Derecho a Vivir, Señor
 

Merecedor, el apoyo que me brindas hoy al saberme con tanto dolor,
un dolor profundo, estripador, el cual me deja sin fuerza al hablar.
 
Un dolor inconsolable, incurable por demás, un dolor a gran capacidad. 

Capacidad para entender y aceptar lo que tengo yo. 
Mayor es mi dolor al saber que tengo que luchar contra todo mal
y seguir la vida que Dios me dió.  La vida continúa,
solo Dios será mi salvador, mi apoyo, mi guia. 
Me amparo en él y me refugio en su corazón. 

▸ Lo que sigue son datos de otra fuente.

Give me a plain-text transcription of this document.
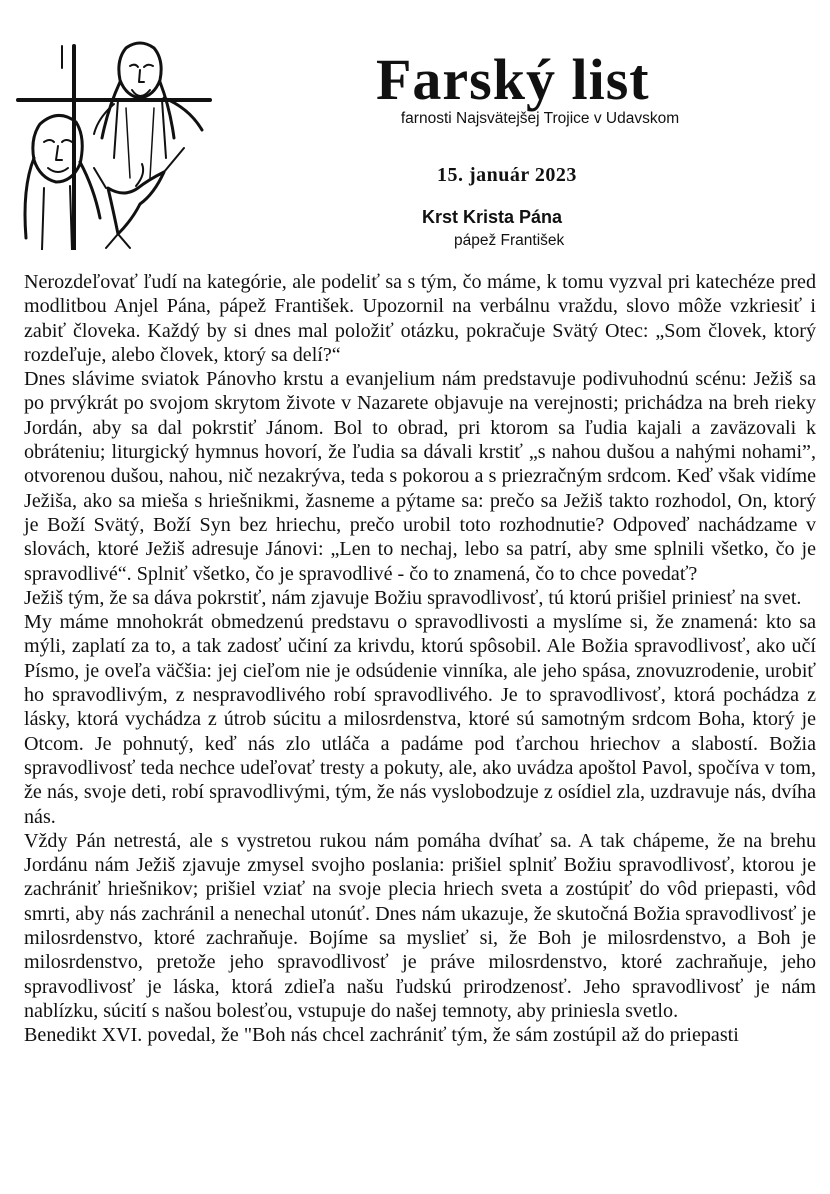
Farský list
farnosti Najsvätejšej Trojice v Udavskom
15. január 2023
Krst Krista Pána
pápež František

Nerozdeľovať ľudí na kategórie, ale podeliť sa s tým, čo máme, k tomu vyzval pri katechéze pred modlitbou Anjel Pána, pápež František. Upozornil na verbálnu vraždu, slovo môže vzkriesiť i zabiť človeka. Každý by si dnes mal položiť otázku, pokračuje Svätý Otec: „Som človek, ktorý rozdeľuje, alebo človek, ktorý sa delí?“

Dnes slávime sviatok Pánovho krstu a evanjelium nám predstavuje podivuhodnú scénu: Ježiš sa po prvýkrát po svojom skrytom živote v Nazarete objavuje na verejnosti; prichádza na breh rieky Jordán, aby sa dal pokrstiť Jánom. Bol to obrad, pri ktorom sa ľudia kajali a zaväzovali k obráteniu; liturgický hymnus hovorí, že ľudia sa dávali krstiť „s nahou dušou a nahými nohami”, otvorenou dušou, nahou, nič nezakrýva, teda s pokorou a s priezračným srdcom. Keď však vidíme Ježiša, ako sa mieša s hriešnikmi, žasneme a pýtame sa: prečo sa Ježiš takto rozhodol, On, ktorý je Boží Svätý, Boží Syn bez hriechu, prečo urobil toto rozhodnutie? Odpoveď nachádzame v slovách, ktoré Ježiš adresuje Jánovi: „Len to nechaj, lebo sa patrí, aby sme splnili všetko, čo je spravodlivé“. Splniť všetko, čo je spravodlivé - čo to znamená, čo to chce povedať?

Ježiš tým, že sa dáva pokrstiť, nám zjavuje Božiu spravodlivosť, tú ktorú prišiel priniesť na svet.

My máme mnohokrát obmedzenú predstavu o spravodlivosti a myslíme si, že znamená: kto sa mýli, zaplatí za to, a tak zadosť učiní za krivdu, ktorú spôsobil. Ale Božia spravodlivosť, ako učí Písmo, je oveľa väčšia: jej cieľom nie je odsúdenie vinníka, ale jeho spása, znovuzrodenie, urobiť ho spravodlivým, z nespravodlivého robí spravodlivého. Je to spravodlivosť, ktorá pochádza z lásky, ktorá vychádza z útrob súcitu a milosrdenstva, ktoré sú samotným srdcom Boha, ktorý je Otcom. Je pohnutý, keď nás zlo utláča a padáme pod ťarchou hriechov a slabostí. Božia spravodlivosť teda nechce udeľovať tresty a pokuty, ale, ako uvádza apoštol Pavol, spočíva v tom, že nás, svoje deti, robí spravodlivými, tým, že nás vyslobodzuje z osídiel zla, uzdravuje nás, dvíha nás.

Vždy Pán netrestá, ale s vystretou rukou nám pomáha dvíhať sa. A tak chápeme, že na brehu Jordánu nám Ježiš zjavuje zmysel svojho poslania: prišiel splniť Božiu spravodlivosť, ktorou je zachrániť hriešnikov; prišiel vziať na svoje plecia hriech sveta a zostúpiť do vôd priepasti, vôd smrti, aby nás zachránil a nenechal utonúť. Dnes nám ukazuje, že skutočná Božia spravodlivosť je milosrdenstvo, ktoré zachraňuje. Bojíme sa myslieť si, že Boh je milosrdenstvo, a Boh je milosrdenstvo, pretože jeho spravodlivosť je práve milosrdenstvo, ktoré zachraňuje, jeho spravodlivosť je láska, ktorá zdieľa našu ľudskú prirodzenosť. Jeho spravodlivosť je nám nablízku, súcití s našou bolesťou, vstupuje do našej temnoty, aby priniesla svetlo.

Benedikt XVI. povedal, že "Boh nás chcel zachrániť tým, že sám zostúpil až do priepasti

Dios me dé larga vida para seguir gozando de lo que hoy por hoy tengo derecho yo,
de gozar junto a mis amigos, familia  y brindarles toda mi felicidad y amor.
 
Gozar junto a mi familia y una larga vida quisiera seguir teniendo yo.  
Sin fuerza y con dolor aclamo al Padre Celestial
porque si un dia me dió el derecho de tener vida,
que por nada del mundo se me vaya a acabar. 

Larga vida te pido, Señor, para seguir el camino por el cual
un dia me enseñaste a andar.  Hoy, ciega, adolorida,
sin latidos en mi corazón, te pido, Señor:  “Apiádate de mí,
házme fuerte y capacítame para seguir esta vida tan hermosa la cual adoro yo.